Fatwa Nikah si Kaya dengan si Miskin, Solusi Kemiskinan?
Bak kisah di film Korea atau sinetron televisi, si kaya menikahi si miskin. Pangeran, anak seorang raja atau pengusaha jatuh cinta pada gadis miskin. Drama cinta dengan bumbu konflik selalu menjadi daya tarik penonton. Namun apa yang terjadi jika hal ini terjadi di alam nyata, bahkan ditetapkan dalam sebuah fatwa?
Sebagaimana diusulkan Menteri Koordinator Bidang Pembangunan Manusia dan Kebudayaan, Muhadjir Effendy, kepada Menteri Agama Fachrul Razi agar menerbitkan fatwa tentang pernikahan antartingkat ekonomi. Menurutnya hal ini bisa mencegah peningkatan angka kemiskinan. (Tempo.com, 19/2/2020)
Menteri Muhajir menyebut meningkatnya angka kemiskinan juga linier dengan meningkatnya penyakit seperti kerdil atau stunting. “Rumah tangga Indonesia 57.116.000, yang miskin 9,4 persen sekitar 5 juta, kalau ditambah status hampir miskin itu 16,8. persen itu sekitar hampir 15 juta.”
Penguasa tahu betul bahwa menurunkan angka kemiskinan adalah tugas mereka. Belum lagi dari kemiskinan tersebut, akan muncul berbagai persoalan baru, salah satunya adalah stunting. Karenanya, rantai kemiskinan ini, harus diputus. Namun lagi-lagi solusi yang dikemukakan, sangat jauh dari realita kehidupan, seperti halnya usulan fatwa pernikahan antara si kaya dan si miskin.
Pengentasan kemiskinan, sesungguhnya bukan perkara yang sulit di tangan penguasa.
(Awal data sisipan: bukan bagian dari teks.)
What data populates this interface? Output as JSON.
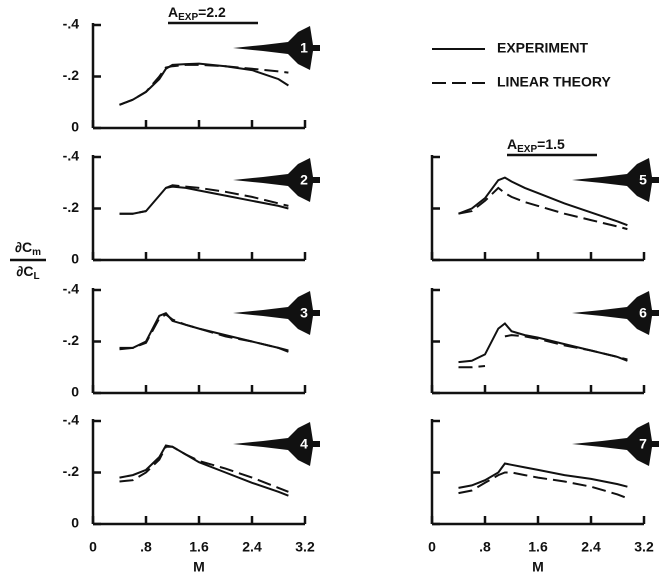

Sebab tanggung jawab pengelolaan negara ada pada mereka. Dengan seluruh kekayaan alam yang terkandung di dalamnya jika diurusi dengan amanah, maka hasilnya lebih dari cukup untuk kesejahteraan rakyat.
Seperti pernah terjadi di masa kejayaan Islam, Umar bin Abdul Aziz mampu merubah mustahik menjadi muzakki, penerima zakat menjadi pemberi zakat. Khalifah Dinasti Umayyah yang ke delapan ini, berkuasa hanya 2 tahun 5 bulan. Akan tetapi, dengan penerapan syariat Islam, beliau mengentaskan kemiskinan.
Bukan sulap bukan sihir, bukan pula dongeng sebelum tidur, namun ini benar terjadi. Betapa ketaatan penguasa kepada Allah dalam memimpin negara, akan membuahkan hasil yang gemilang. Kemaslahatan meliputi kehidupan umat, kerusakan bisa diberantas habis.
Maka jika perkara kemiskinan ingin dituntaskan hingga ke akar, solusinya adalah kembali kepada Islam, pada agama yang lurus. Sebab Islam tidak hanya sebagai ibadah ritual saja, namun ia juga sebagai mualajah, solusi bagi seluruh permasalahan umat. Umar bin Abdul Aziz telah membuktikan, beliau menggunakan Islam sebagai metode mengatur kehidupan bernegara.
Sebab kemiskinan terjadi secara sistemik, maka solusinya pun harus sistemik. Dan itu adalah ranah penguasa untuk menuntaskannya. Karenanya, adalah hal yang mustahil, jika rakyat dibiarkan mencari solusi sendiri untuk ke luar dari kemiskinan. Oleh sebab itu, tidak bisa main ‘hati’ untuk menyelesaikan kemiskinan. Apalagi dengan fatwa pernikahan si kaya dan si miskin, sungguh jauh panggang dari api.